Indian Economy
Unified Single-window Clearance System
- 24 Nov 2020
- 5 min read
Why in News
The government is working on a new, unified single-window clearance system for foreign direct investment (FDI) proposals.
- It is taking up several other active reform-related steps related to sovereign wealth funds and tax dispute settlements to continue the momentum of reforms.

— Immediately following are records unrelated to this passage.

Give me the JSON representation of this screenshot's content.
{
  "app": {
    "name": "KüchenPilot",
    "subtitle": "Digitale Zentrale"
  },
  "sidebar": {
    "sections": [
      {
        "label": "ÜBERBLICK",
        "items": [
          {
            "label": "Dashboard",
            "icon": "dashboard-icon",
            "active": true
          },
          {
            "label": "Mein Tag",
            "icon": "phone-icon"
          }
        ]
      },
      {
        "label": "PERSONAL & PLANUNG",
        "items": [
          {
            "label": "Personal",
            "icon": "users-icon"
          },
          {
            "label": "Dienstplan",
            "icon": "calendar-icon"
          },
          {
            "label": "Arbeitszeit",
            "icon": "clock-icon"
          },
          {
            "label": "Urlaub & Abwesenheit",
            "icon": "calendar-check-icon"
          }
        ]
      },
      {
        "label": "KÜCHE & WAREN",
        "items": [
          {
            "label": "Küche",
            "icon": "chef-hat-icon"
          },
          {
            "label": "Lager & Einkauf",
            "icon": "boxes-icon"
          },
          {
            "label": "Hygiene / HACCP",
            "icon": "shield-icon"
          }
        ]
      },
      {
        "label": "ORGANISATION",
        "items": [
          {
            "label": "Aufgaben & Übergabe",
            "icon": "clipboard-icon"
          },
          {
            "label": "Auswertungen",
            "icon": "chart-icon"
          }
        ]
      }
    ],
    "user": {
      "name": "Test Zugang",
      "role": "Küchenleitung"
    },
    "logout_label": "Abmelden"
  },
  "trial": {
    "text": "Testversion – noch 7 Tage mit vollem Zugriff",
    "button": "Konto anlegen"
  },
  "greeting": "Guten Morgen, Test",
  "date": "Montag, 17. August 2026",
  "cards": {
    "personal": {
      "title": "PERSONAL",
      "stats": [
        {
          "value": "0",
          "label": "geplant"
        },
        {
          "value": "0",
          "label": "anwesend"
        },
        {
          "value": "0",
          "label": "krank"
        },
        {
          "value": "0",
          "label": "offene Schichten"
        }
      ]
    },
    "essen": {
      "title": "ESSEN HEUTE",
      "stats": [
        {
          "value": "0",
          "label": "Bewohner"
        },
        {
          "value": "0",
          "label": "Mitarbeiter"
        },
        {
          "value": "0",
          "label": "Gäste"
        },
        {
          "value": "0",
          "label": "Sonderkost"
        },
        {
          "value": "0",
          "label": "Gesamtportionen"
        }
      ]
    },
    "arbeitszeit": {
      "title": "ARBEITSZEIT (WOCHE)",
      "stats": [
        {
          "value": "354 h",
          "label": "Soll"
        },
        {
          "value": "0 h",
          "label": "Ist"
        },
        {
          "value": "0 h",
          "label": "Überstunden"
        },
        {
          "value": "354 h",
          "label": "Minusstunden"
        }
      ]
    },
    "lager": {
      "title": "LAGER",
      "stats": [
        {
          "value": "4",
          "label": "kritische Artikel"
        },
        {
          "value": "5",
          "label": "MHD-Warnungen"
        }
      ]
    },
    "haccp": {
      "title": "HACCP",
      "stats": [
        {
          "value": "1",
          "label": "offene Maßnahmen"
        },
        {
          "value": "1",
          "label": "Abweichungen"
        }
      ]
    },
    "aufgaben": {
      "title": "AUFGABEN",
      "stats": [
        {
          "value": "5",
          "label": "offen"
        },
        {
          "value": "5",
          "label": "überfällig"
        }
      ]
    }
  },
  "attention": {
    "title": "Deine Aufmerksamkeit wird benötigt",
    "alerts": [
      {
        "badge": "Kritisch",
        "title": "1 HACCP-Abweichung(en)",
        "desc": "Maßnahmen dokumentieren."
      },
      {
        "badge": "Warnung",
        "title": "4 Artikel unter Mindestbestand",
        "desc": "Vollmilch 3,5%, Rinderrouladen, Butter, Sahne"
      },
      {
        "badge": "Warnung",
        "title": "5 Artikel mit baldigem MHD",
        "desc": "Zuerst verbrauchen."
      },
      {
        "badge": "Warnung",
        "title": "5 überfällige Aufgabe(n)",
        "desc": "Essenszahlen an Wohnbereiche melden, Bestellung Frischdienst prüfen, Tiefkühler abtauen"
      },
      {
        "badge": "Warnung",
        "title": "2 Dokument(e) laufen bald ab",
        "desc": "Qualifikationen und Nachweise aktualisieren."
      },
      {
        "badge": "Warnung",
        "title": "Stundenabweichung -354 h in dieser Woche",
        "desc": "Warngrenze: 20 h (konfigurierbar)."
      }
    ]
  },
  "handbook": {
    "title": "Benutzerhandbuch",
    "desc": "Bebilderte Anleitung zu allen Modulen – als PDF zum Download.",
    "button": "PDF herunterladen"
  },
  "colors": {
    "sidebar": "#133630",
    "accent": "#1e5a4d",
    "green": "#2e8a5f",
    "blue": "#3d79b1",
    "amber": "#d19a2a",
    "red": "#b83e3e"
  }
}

It also seeks feedback from global investors to make the system more functional.
Key Points
- Background:
- Despite the presence of several IT platforms for investing in India such as the Foreign Investment Facilitation Portal (FIFP) and state single-window clearances, investors need to visit multiple platforms to gather information and obtain clearances from different stakeholders.
- FIFP is the online single point interface of the Government of India with investors to facilitate FDI.
- It is administered by the Department for Promotion of Industry and Internal Trade (DPIIT), Ministry of Commerce and Industry.
- Despite the presence of several IT platforms for investing in India such as the Foreign Investment Facilitation Portal (FIFP) and state single-window clearances, investors need to visit multiple platforms to gather information and obtain clearances from different stakeholders.
- About Single-window System:
- To address this, the creation of a centralised Investment Clearance Cell was proposed by the DPIIT.
- The cell will be a one-stop digital national portal that integrates the existing clearance systems of various ministries/departments of the government and will have a single, unified application form.
- It would provide end-to-end facilitation support, including pre-investment advisory, information related to land banks and facilitating clearances at Central and state level.
- It will allow digital access to regulators, policymakers and facilitators at one point irrespective of their geographical location and also provide time-bound approvals and a real-time status update to investors.
- It will enable the potential investor to interact with all the ministries whose approvals are required, in the central government as well as in the states.
- To address this, the creation of a centralised Investment Clearance Cell was proposed by the DPIIT.
- Sovereign Wealth Funds:
- Despite the Covid-19 pandemic, the government has seen fresh interest from large sovereign wealth funds looking to invest in the country.
- In the Budget 2020-21, the government promised 100% tax exemption to the interest, dividend and capital gains income on the investment made in infrastructure and priority sectors before 31st March, 2024 with a minimum lock-in period of 3 years by the Sovereign Wealth Fund of foreign governments.
- A sovereign wealth fund is a state-owned investment fund composed of the money generated by the government, often derived from a country's surplus reserves.
- Despite lockdowns, the National Infrastructure Investment Fund (NIIF) actively engaged with the investors to find out the best way to facilitate them with the benefits of the tax exemptions.
- Despite the Covid-19 pandemic, the government has seen fresh interest from large sovereign wealth funds looking to invest in the country.
- Advance Pricing Agreements and Tax Dispute Settlements:
- Various MNCs highlighted the concerns about delays in bilateral Advance Pricing Agreements (APAs) and tax dispute settlements.
- APA is an agreement between a taxpayer and tax authority determining the transfer pricing methodology, for pricing the taxpayer’s international transactions for future years.
- In February 2020, Government approved an amendment to the Direct Tax Vivad se Vishwas Bill 2020 which provides a mechanism for resolution of pending tax disputes in a simple and speedy manner.
- India needs a robust system to resolve disputes on an ongoing basis instead of waiting for specific schemes to be announced for them. There should be simultaneous tracking of disputes and efforts to settle them at the earliest.
- Various MNCs highlighted the concerns about delays in bilateral Advance Pricing Agreements (APAs) and tax dispute settlements.
Foreign Direct Investment
- It is an investment made by a firm or individual in one country into business interests located in another country.
- Generally, FDI takes place when an investor establishes foreign business operations or acquires foreign business assets, including establishing ownership or controlling interest in a foreign company.
- It is different from Foreign Portfolio Investment (FPI) where the foreign entity merely buys equity shares of a company.
- FPI does not provide the investor with control over the business.
- Routes Through which India gets FDI:
- Automatic Route: In this, the foreign entity does not require the prior approval of the government or the Reserve bank of India (RBI).
- Government Route: In this, the foreign entity has to take the approval of the government through the existing FIFP.